At the very moment when we need strong, co-ordinated and far-sighted action to safeguard our collective future, the willingness and ability to act for the common good is in very short supply. This deficiency hinders international efforts to tackle climate change and biodiversity loss, on which our current and future well-being depend. While there undoubtedly has been – sometimes impressive – progress in tackling greenhouse gas emissions, it is clearly insufficient. Moreover, powerful interests remain that continue to oppose stronger climate action.
With global warming currently at around 1°Celsius, we are witnessing many damaging extreme weather events. Worldwide, July 2019 was the hottest month ever on record, and 9 out of the 10 hottest Julys have occurred since 2005, according to the National Oceanic and Atmospheric Administration (NOAA). The current projected pathways set out by national governments will take us to a world that will be around 3°Celsius warmer by 2100. This is a dangerous prospect, and people – particularly young people – around the world are increasingly voicing their frustration.
The climate goals agreed upon in 2015 in Paris, while challenging and ambitious, are also achievable and necessary. This report aims to provide both a changed perspective and the underpinning analysis to support an acceleration of climate mitigation action and to halt the increase in the global average temperature to well-below 2°C. In doing so, it takes an explicit political economy approach to the transitions needed across five economic sectors: electricity, heavy industry, the residential sector, surface transport and agriculture. They are responsible for more than 60% of global greenhouse gas emissions.
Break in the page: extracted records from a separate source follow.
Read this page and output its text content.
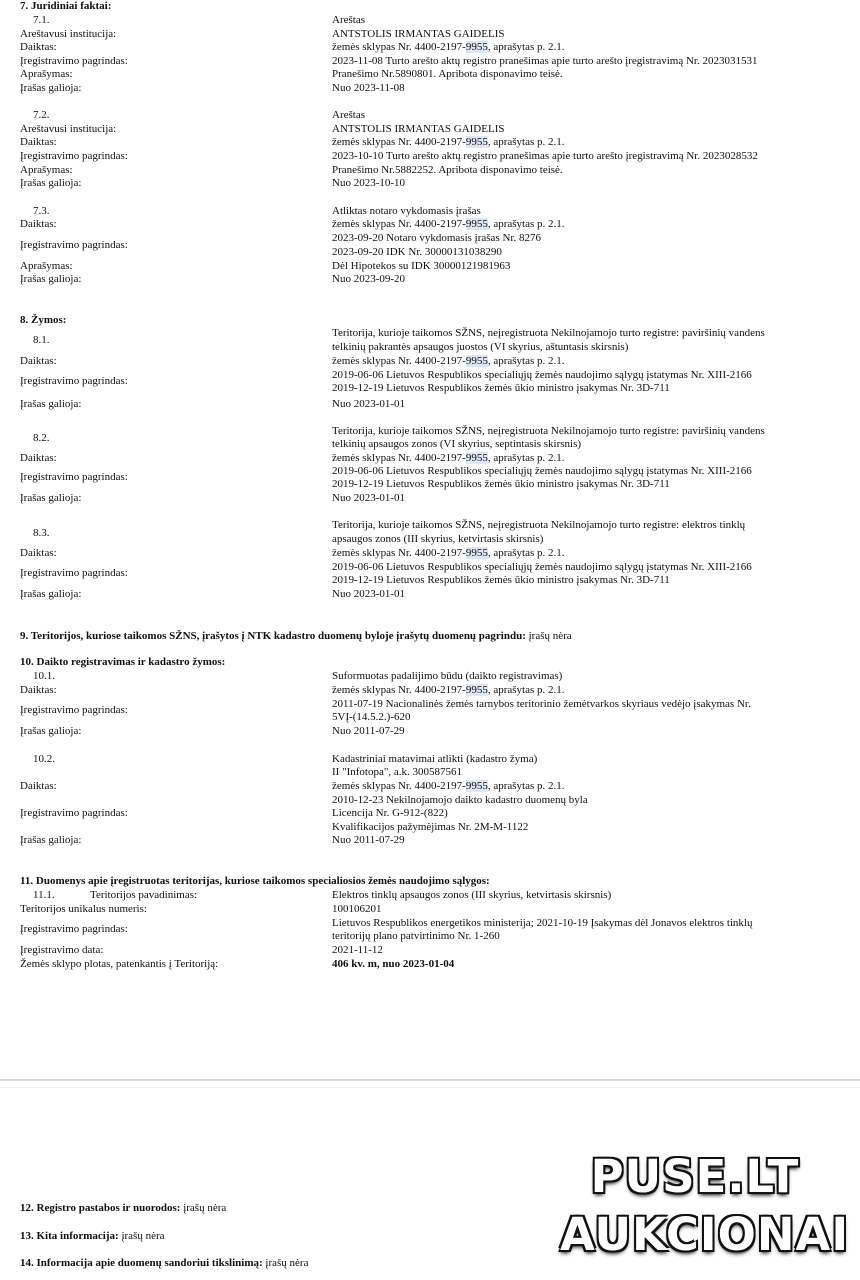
7. Juridiniai faktai:
7.1.	Areštas
Areštavusi institucija:	ANTSTOLIS IRMANTAS GAIDELIS
Daiktas:	žemės sklypas Nr. 4400-2197-9955, aprašytas p. 2.1.
Įregistravimo pagrindas:	2023-11-08 Turto arešto aktų registro pranešimas apie turto arešto įregistravimą Nr. 2023031531
Aprašymas:	Pranešimo Nr.5890801. Apribota disponavimo teisė.
Įrašas galioja:	Nuo 2023-11-08
7.2.	Areštas
Areštavusi institucija:	ANTSTOLIS IRMANTAS GAIDELIS
Daiktas:	žemės sklypas Nr. 4400-2197-9955, aprašytas p. 2.1.
Įregistravimo pagrindas:	2023-10-10 Turto arešto aktų registro pranešimas apie turto arešto įregistravimą Nr. 2023028532
Aprašymas:	Pranešimo Nr.5882252. Apribota disponavimo teisė.
Įrašas galioja:	Nuo 2023-10-10
7.3.	Atliktas notaro vykdomasis įrašas
Daiktas:	žemės sklypas Nr. 4400-2197-9955, aprašytas p. 2.1.
Įregistravimo pagrindas:
2023-09-20 Notaro vykdomasis įrašas Nr. 8276
2023-09-20 IDK Nr. 30000131038290
Aprašymas:	Dėl Hipotekos su IDK 30000121981963
Įrašas galioja:	Nuo 2023-09-20
8. Žymos:
8.1.
Teritorija, kurioje taikomos SŽNS, neįregistruota Nekilnojamojo turto registre: paviršinių vandens
telkinių pakrantės apsaugos juostos (VI skyrius, aštuntasis skirsnis)
Daiktas:	žemės sklypas Nr. 4400-2197-9955, aprašytas p. 2.1.
Įregistravimo pagrindas:	2019-06-06 Lietuvos Respublikos specialiųjų žemės naudojimo sąlygų įstatymas Nr. XIII-2166
2019-12-19 Lietuvos Respublikos žemės ūkio ministro įsakymas Nr. 3D-711
Įrašas galioja:	Nuo 2023-01-01
8.2.
Teritorija, kurioje taikomos SŽNS, neįregistruota Nekilnojamojo turto registre: paviršinių vandens
telkinių apsaugos zonos (VI skyrius, septintasis skirsnis)
Daiktas:	žemės sklypas Nr. 4400-2197-9955, aprašytas p. 2.1.
Įregistravimo pagrindas:	2019-06-06 Lietuvos Respublikos specialiųjų žemės naudojimo sąlygų įstatymas Nr. XIII-2166
2019-12-19 Lietuvos Respublikos žemės ūkio ministro įsakymas Nr. 3D-711
Įrašas galioja:	Nuo 2023-01-01
8.3.
Teritorija, kurioje taikomos SŽNS, neįregistruota Nekilnojamojo turto registre: elektros tinklų
apsaugos zonos (III skyrius, ketvirtasis skirsnis)
Daiktas:	žemės sklypas Nr. 4400-2197-9955, aprašytas p. 2.1.
Įregistravimo pagrindas:	2019-06-06 Lietuvos Respublikos specialiųjų žemės naudojimo sąlygų įstatymas Nr. XIII-2166
2019-12-19 Lietuvos Respublikos žemės ūkio ministro įsakymas Nr. 3D-711
Įrašas galioja:	Nuo 2023-01-01
9. Teritorijos, kuriose taikomos SŽNS, įrašytos į NTK kadastro duomenų byloje įrašytų duomenų pagrindu: įrašų nėra
10. Daikto registravimas ir kadastro žymos:
10.1.	Suformuotas padalijimo būdu (daikto registravimas)
Daiktas:	žemės sklypas Nr. 4400-2197-9955, aprašytas p. 2.1.
Įregistravimo pagrindas:	2011-07-19 Nacionalinės žemės tarnybos teritorinio žemėtvarkos skyriaus vedėjo įsakymas Nr.
5VĮ-(14.5.2.)-620
Įrašas galioja:	Nuo 2011-07-29
10.2.	Kadastriniai matavimai atlikti (kadastro žyma)
II "Infotopa", a.k. 300587561
Daiktas:	žemės sklypas Nr. 4400-2197-9955, aprašytas p. 2.1.
Įregistravimo pagrindas:
2010-12-23 Nekilnojamojo daikto kadastro duomenų byla
Licencija Nr. G-912-(822)
Kvalifikacijos pažymėjimas Nr. 2M-M-1122
Įrašas galioja:	Nuo 2011-07-29
11. Duomenys apie įregistruotas teritorijas, kuriose taikomos specialiosios žemės naudojimo sąlygos:
11.1.	Teritorijos pavadinimas:	Elektros tinklų apsaugos zonos (III skyrius, ketvirtasis skirsnis)
Teritorijos unikalus numeris:	100106201
Įregistravimo pagrindas:	Lietuvos Respublikos energetikos ministerija; 2021-10-19 Įsakymas dėl Jonavos elektros tinklų
teritorijų plano patvirtinimo Nr. 1-260
Įregistravimo data:	2021-11-12
Žemės sklypo plotas, patenkantis į Teritoriją:	406 kv. m, nuo 2023-01-04
12. Registro pastabos ir nuorodos: įrašų nėra
13. Kita informacija: įrašų nėra
14. Informacija apie duomenų sandoriui tikslinimą: įrašų nėra
PUSE.LT
AUKCIONAI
This changed perspective is in line with the recent IPCC Special Report, Climate Change and Land, which shows the interlinkages across climate change mitigation, food security, and land degradation issues.
Limiting climate risks is fundamental to our collective well-being. The synergies between mitigation policy and other well-being goals can be leveraged around jobs, income, health, education and wider environmental quality. In many cases however, concerns about the affordability of energy and the impact of climate policies on jobs may limit policy action, either pre-emptively or through policy roll-back. There is also an increasing need to reverse a trend of growing economic and social inequalities, within and between countries, that influence many dimensions of well-being.
Reframing climate policies through a well-being lens is necessary in order to make these synergies and trade-offs systematically visible, thus enabling decision-makers to increase the former and anticipate, manage and minimise the latter. This requires us to rethink our societal goals in terms of well-being, reframe our measures of progress and refocus policy-making accordingly. Such a fresh perspective is essential if we are to make our climate goals a reality.